We feel that the petitioners have alleged a cause of action under the provisions of Article 2315 of the LSA-Civil Code which provides:

"Every act whatever of man that causes damage to another, obliges him by whose fault it happened to repair it; * * *."

Although the jurisprudence of this state is to the effect that one may not recover damages for mental pain and anguish resulting from physical damage to a third party, it is clear that the cause before us will not come under the said doctrine. The action presented by petitioners' petition is for mental pain and anguish caused by the negligent mutilation of the dead body of a near relative of the plaintiffs herein. The question is res nova in this state—no case on point has been cited, nor have we been able to find one.

There has evolved in this country the general rule that, although there is no property right to a dead human body in a commercial sense, there is a quasi property right in the nearest relative or next of kin of the deceased, said right being predicated on the universally recognized duty of relatives to bury their dead, which duty involves the right to possession and custody of the body for purposes of burial or sepulchre in the same condition that existed at the moment life departed. Those jurisdictions following this general rule recognize and enforce the right to damages for the mutilation of or indignity to a human corpse.

The general rule, as stated in Vol. 17, C.J., page 1144, paragraph 18c, is as follows:

"As the right to dispose of a corpse by decent sepulture includes the right to the possession of the body in the *894 same condition in which death leaves it, an action for damages will lie for the unauthorized mutilation of a dead body."

Furthermore, in 25 C.J.S., Dead Bodies, § 8, par. a. and c., pages 1025, 1026 and 1027:

"It is now well settled that an unlawful invasion or violation of the right to bury a corpse and preserve the remains is a tort, and is the subject of an action for damages. * * *
"As the right to dispose of a corpse by decent sepulture includes the right to the possession of the body in the same condition in which death leaves it, an action for damages will lie for the unauthorized mutilation of a dead body."

True the Courts of this state have not been previously presented with a claim for damages for mental anguish resulting from the mutilation of a human corpse.
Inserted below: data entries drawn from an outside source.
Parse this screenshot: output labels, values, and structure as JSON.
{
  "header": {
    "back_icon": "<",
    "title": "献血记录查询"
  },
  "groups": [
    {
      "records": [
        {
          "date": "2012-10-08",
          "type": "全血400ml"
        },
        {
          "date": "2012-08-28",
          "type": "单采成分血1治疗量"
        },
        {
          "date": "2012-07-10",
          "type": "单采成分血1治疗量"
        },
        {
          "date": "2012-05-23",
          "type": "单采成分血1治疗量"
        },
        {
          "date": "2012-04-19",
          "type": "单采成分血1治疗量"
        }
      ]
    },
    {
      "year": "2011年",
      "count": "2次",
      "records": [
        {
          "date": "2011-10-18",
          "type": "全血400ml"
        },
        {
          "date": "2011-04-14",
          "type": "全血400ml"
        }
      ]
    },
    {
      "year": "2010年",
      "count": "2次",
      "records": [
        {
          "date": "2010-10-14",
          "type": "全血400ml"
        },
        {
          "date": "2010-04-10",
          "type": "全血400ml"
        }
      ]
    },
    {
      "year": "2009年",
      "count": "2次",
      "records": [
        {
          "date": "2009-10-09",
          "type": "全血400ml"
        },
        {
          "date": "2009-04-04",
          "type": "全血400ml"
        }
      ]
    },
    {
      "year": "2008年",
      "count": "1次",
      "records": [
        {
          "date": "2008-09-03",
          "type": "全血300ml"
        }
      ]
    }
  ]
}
However, the Courts of this state have recognized the claim for damages for mental anguish, humiliation and embarrassment. In Humphreys v. Bennett Oil Corporation, 195 La. 531, 197 So. 222, 224, our Supreme Court awarded damages for the mental pain and anguish suffered by the petitioners as a result of the desecration of a cemetery wherein a close relative was buried. In that case the Court said:

"This court has repeatedly held that an action lies to recover damages for mental anguish, pain, and suffering caused by the fault of another, and that damages may be assessed `without calculating altogether on the pecuniary loss, or the privation of pecuniary gain to the party'."

In Graham v. Western Union Telegraph Co., 109 La. 1069, 34 So.